Boris Shuts All Travel Corridors, But Migrant Boats Keep on Coming

DOVER, ENGLAND - AUGUST 11: Migrants arrive in port aboard a Border Force vessel after bei
Leon Neal/Getty Images

Thirty-six illegal boat migrants were brought ashore by the UK Border Force on Saturday, just one day after Boris Johnson shut down travel to Britain amidst fears of new mutant strains of the Chinese coronavirus.

Brexit leader Nigel Farage shared footage of some of the illegal migrants arriving in the country after they sailed from France across the English Channel on Saturday.

Mr Farage wrote on social media: “The travel corridors are closed today, but one remains very much open. 30 more illegal migrants into Dover again this morning.”

The Home Office revealed that the actual number of illegals that landed was in fact 36, while claiming that French authorities stopped an additional 27 from reaching British territorial waters, the Daily Mail reported.

So far this year, over 200 boat migrants have landed in Britain, despite the British officially ending its informal “transition” membership of the EU at the beginning of the year.

Last year saw a record number of illegal migrants cross the Channel, with at least 8,417 illegal migrants making the perilous journey, compared to 1,890 in the year prior.

On Friday, Prime Minister Boris Johnson announced that in light of new variants of the coronavirus being discovered, with the latest in Brazil, the British government will be closing all travel corridors which had previously allowed quarantine-free travel to the United Kingdom.

This apparently did not deter boat migrants from attempting to illegally enter the country, or persuade the British government to finally begin turning them back at sea instead of bringing them to shore, as if France was not a perfectly safe country.

Home Secretary Priti Patel had vowed to “crack down on illegal immigration and reform the broken asylum system” following the end of the EU transition.

This month the government said that it would begin refusing asylum claims from migrants who are intercepted at sea, for example.

Yet, the British government has so far failed to secure any deal with the EU or any individual member-states in relation to the return of failed asylum seekers, and seems unwilling to turn them back without an agreement — meaning there is no system in place for the Home Office to actually deport the illegal migrants at present.

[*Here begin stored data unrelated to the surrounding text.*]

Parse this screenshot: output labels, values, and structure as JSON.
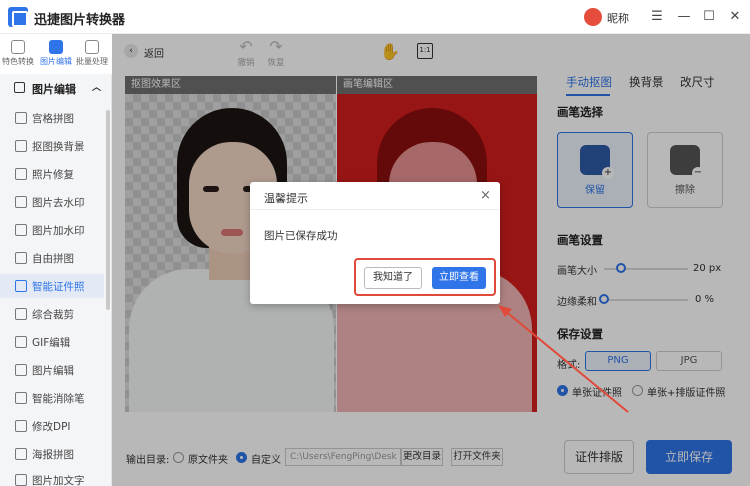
{
  "app": {
    "title": "迅捷图片转换器",
    "user_name": "昵称"
  },
  "window_controls": {
    "menu": "☰",
    "minimize": "—",
    "maximize": "☐",
    "close": "✕"
  },
  "top_nav": [
    {
      "label": "特色转换",
      "icon": "swap-icon"
    },
    {
      "label": "图片编辑",
      "icon": "image-edit-icon",
      "active": true
    },
    {
      "label": "批量处理",
      "icon": "batch-icon"
    }
  ],
  "sidebar": {
    "header": "图片编辑",
    "items": [
      {
        "label": "宫格拼图",
        "icon": "grid-icon"
      },
      {
        "label": "抠图换背景",
        "icon": "cutout-icon"
      },
      {
        "label": "照片修复",
        "icon": "repair-icon"
      },
      {
        "label": "图片去水印",
        "icon": "remove-watermark-icon"
      },
      {
        "label": "图片加水印",
        "icon": "add-watermark-icon"
      },
      {
        "label": "自由拼图",
        "icon": "collage-icon"
      },
      {
        "label": "智能证件照",
        "icon": "id-photo-icon",
        "active": true
      },
      {
        "label": "综合裁剪",
        "icon": "crop-icon"
      },
      {
        "label": "GIF编辑",
        "icon": "gif-icon"
      },
      {
        "label": "图片编辑",
        "icon": "edit-icon"
      },
      {
        "label": "智能消除笔",
        "icon": "eraser-pen-icon"
      },
      {
        "label": "修改DPI",
        "icon": "dpi-icon"
      },
      {
        "label": "海报拼图",
        "icon": "poster-icon"
      },
      {
        "label": "图片加文字",
        "icon": "text-icon"
      }
    ]
  },
  "toolbar": {
    "back": "返回",
    "undo": "撤销",
    "redo": "恢复"
  },
  "panels": {
    "left_label": "抠图效果区",
    "right_label": "画笔编辑区"
  },
  "right_tabs": [
    "手动抠图",
    "换背景",
    "改尺寸"
  ],
  "brush": {
    "select_title": "画笔选择",
    "keep": "保留",
    "erase": "擦除",
    "settings_title": "画笔设置",
    "size_label": "画笔大小",
    "size_value": "20 px",
    "size_fraction": 0.2,
    "soft_label": "边缘柔和",
    "soft_value": "0 %",
    "soft_fraction": 0.0
  },
  "save_settings": {
    "title": "保存设置",
    "format_label": "格式:",
    "formats": [
      "PNG",
      "JPG"
    ],
    "selected_format": "PNG",
    "options": [
      "单张证件照",
      "单张+排版证件照"
    ],
    "selected_option": "单张证件照"
  },
  "bottom": {
    "output_label": "输出目录:",
    "source_folder": "原文件夹",
    "custom": "自定义",
    "path": "C:\\Users\\FengPing\\Desk",
    "change_dir": "更改目录",
    "open_folder": "打开文件夹",
    "id_layout": "证件排版",
    "save_now": "立即保存"
  },
  "dialog": {
    "title": "温馨提示",
    "close": "×",
    "message": "图片已保存成功",
    "btn_know": "我知道了",
    "btn_view": "立即查看"
  },
  "colors": {
    "accent": "#2f74e8",
    "highlight": "#e04a3a",
    "bg_red": "#d31e1e"
  }
}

Commenting on the latest boatloads of illegal aliens, the government minister for immigration compliance and the courts, Chris Philp, trotted out the standard line from the government, saying: “These are illegally facilitated crossings and migrants should be claiming asylum in the first safe country they reach” and “The Government continues to undertake substantial steps to tackle the unacceptable problem of illegal migration, including legislative changes so crossings of this nature are treated as inadmissible where migrants have travelled through a safe EU country.”

“The Government will continue to seek to return those with no legal right to remain in the UK,” Philp concluded.

Earlier this week, a report from Europol found that over 15,000 illegal migrants attempted to cross the English Channel in small rubber boats, noting that the United Kingdom remains “among the preferred destination countries” for illegals, despite supposedly “taking back control” of its borders.